​Di PP Amanatul Ummah, Alwi Shihab Bicara Ikhlas Kunci Sukses dan “Janji Suci” Berbangsa

​Di PP Amanatul Ummah, Alwi Shihab Bicara Ikhlas Kunci Sukses dan “Janji Suci” Berbangsa Dr Alwi Shihab (kanan) dan Dr. KH. Asep Saifuddin Chalim, MA (kiri) dalam acara Rapat Kerja Yayasan Amanatul Ummah Pacet Mojokekrto Jawa Timur, Senin (8/7/2019). foto: bangsaonline.com

MOJOKERTO, BANGSAONLINE.com - Utusan Khusus Presiden RI untuk Timur Tengah dan Organisasi Kerjasama Islam (UKP-TTOKI), Dr Alwi Shihab, menegaskan bahwa faktor berkah dan keikhlasan membuat Dr.
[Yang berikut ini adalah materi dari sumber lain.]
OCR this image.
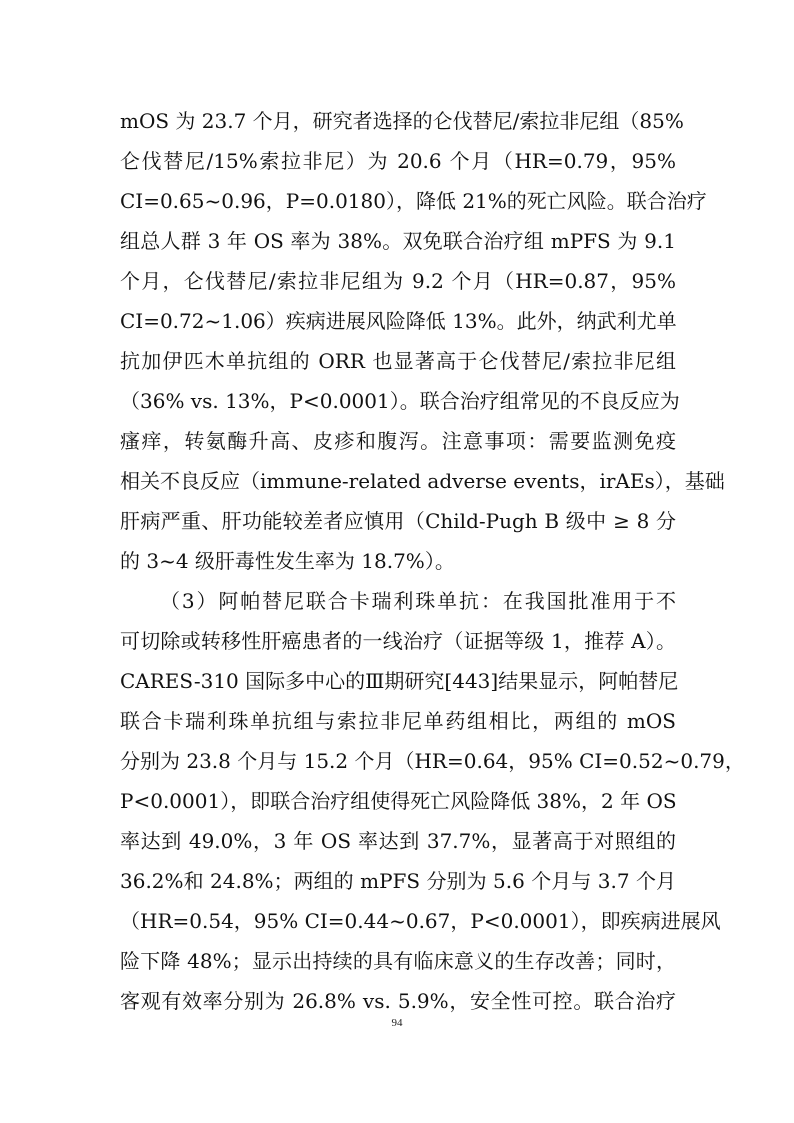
mOS 为 23.7 个月，研究者选择的仑伐替尼/索拉非尼组（85%
仑伐替尼/15%索拉非尼）为 20.6 个月（HR=0.79，95%
CI=0.65~0.96，P=0.0180），降低 21%的死亡风险。联合治疗
组总人群 3 年 OS 率为 38%。双免联合治疗组 mPFS 为 9.1
个月，仑伐替尼/索拉非尼组为 9.2 个月（HR=0.87，95%
CI=0.72~1.06）疾病进展风险降低 13%。此外，纳武利尤单
抗加伊匹木单抗组的 ORR 也显著高于仑伐替尼/索拉非尼组
（36% vs. 13%，P<0.0001）。联合治疗组常见的不良反应为
瘙痒，转氨酶升高、皮疹和腹泻。注意事项：需要监测免疫
相关不良反应（immune-related adverse events，irAEs），基础
肝病严重、肝功能较差者应慎用（Child-Pugh B 级中 ≥ 8 分
的 3~4 级肝毒性发生率为 18.7%）。
（3）阿帕替尼联合卡瑞利珠单抗：在我国批准用于不
可切除或转移性肝癌患者的一线治疗（证据等级 1，推荐 A）。
CARES-310 国际多中心的Ⅲ期研究[443]结果显示，阿帕替尼
联合卡瑞利珠单抗组与索拉非尼单药组相比，两组的 mOS
分别为 23.8 个月与 15.2 个月（HR=0.64，95% CI=0.52~0.79，
P<0.0001），即联合治疗组使得死亡风险降低 38%，2 年 OS
率达到 49.0%，3 年 OS 率达到 37.7%，显著高于对照组的
36.2%和 24.8%；两组的 mPFS 分别为 5.6 个月与 3.7 个月
（HR=0.54，95% CI=0.44~0.67，P<0.0001），即疾病进展风
险下降 48%；显示出持续的具有临床意义的生存改善；同时，
客观有效率分别为 26.8% vs. 5.9%，安全性可控。联合治疗
94
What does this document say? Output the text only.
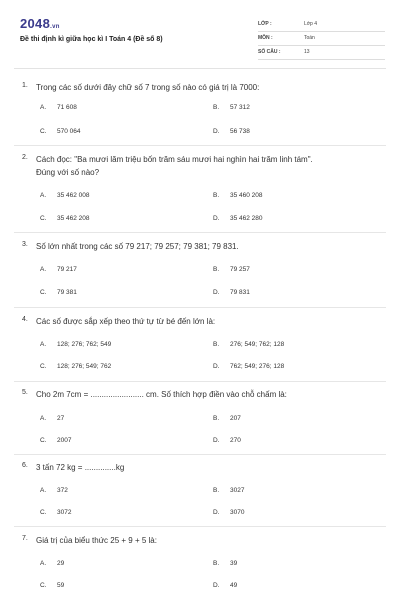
2048.vn
Đề thi định kì giữa học kì I Toán 4 (Đề số 8)
LỚP :	Lớp 4
MÔN :	Toán
SỐ CÂU :	13
1. Trong các số dưới đây chữ số 7 trong số nào có giá trị là 7000:
A. 71 608	B. 57 312
C. 570 064	D. 56 738
2. Cách đọc: "Ba mươi lăm triệu bốn trăm sáu mươi hai nghìn hai trăm linh tám".
Đúng với số nào?
A. 35 462 008	B. 35 460 208
C. 35 462 208	D. 35 462 280
3. Số lớn nhất trong các số 79 217; 79 257; 79 381; 79 831.
A. 79 217	B. 79 257
C. 79 381	D. 79 831
4. Các số được sắp xếp theo thứ tự từ bé đến lớn là:
A. 128; 276; 762; 549	B. 276; 549; 762; 128
C. 128; 276; 549; 762	D. 762; 549; 276; 128
5. Cho 2m 7cm = ........................ cm. Số thích hợp điền vào chỗ chấm là:
A. 27	B. 207
C. 2007	D. 270
6. 3 tấn 72 kg = ..............kg
A. 372	B. 3027
C. 3072	D. 3070
7. Giá trị của biểu thức 25 + 9 + 5 là:
A. 29	B. 39
C. 59	D. 49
KH. Asep Saifuddin Chalim, MA, sukses mendirikan dan mengembangkan Pondok menjadi pesantren besar hanya dalam jangka waktu 12 tahun.

“Banyak orang baru perencanaan saja memakan waktu 4 tahun,” kata Alwi Shihab saat menjadi pembicara dalam Rapat Kerja Yayasan Tahun Ajaran 2019-2020 bertema “Satu Tekad untuk Hebat” di Guest House Pondok , Kembang Belor, Pacet Mojokerto Jawa Timur, Senin (8/7/2019).

Dalam jangka 12 tahun, tutur Alwi Shhihab, sulit dan tak mungkin seseorang bisa sukses mengembangkan pondok pesantren sebesar . Sukses Kiai Asep, kata Alwi Shihab tak lepas dari faktor ikhlas.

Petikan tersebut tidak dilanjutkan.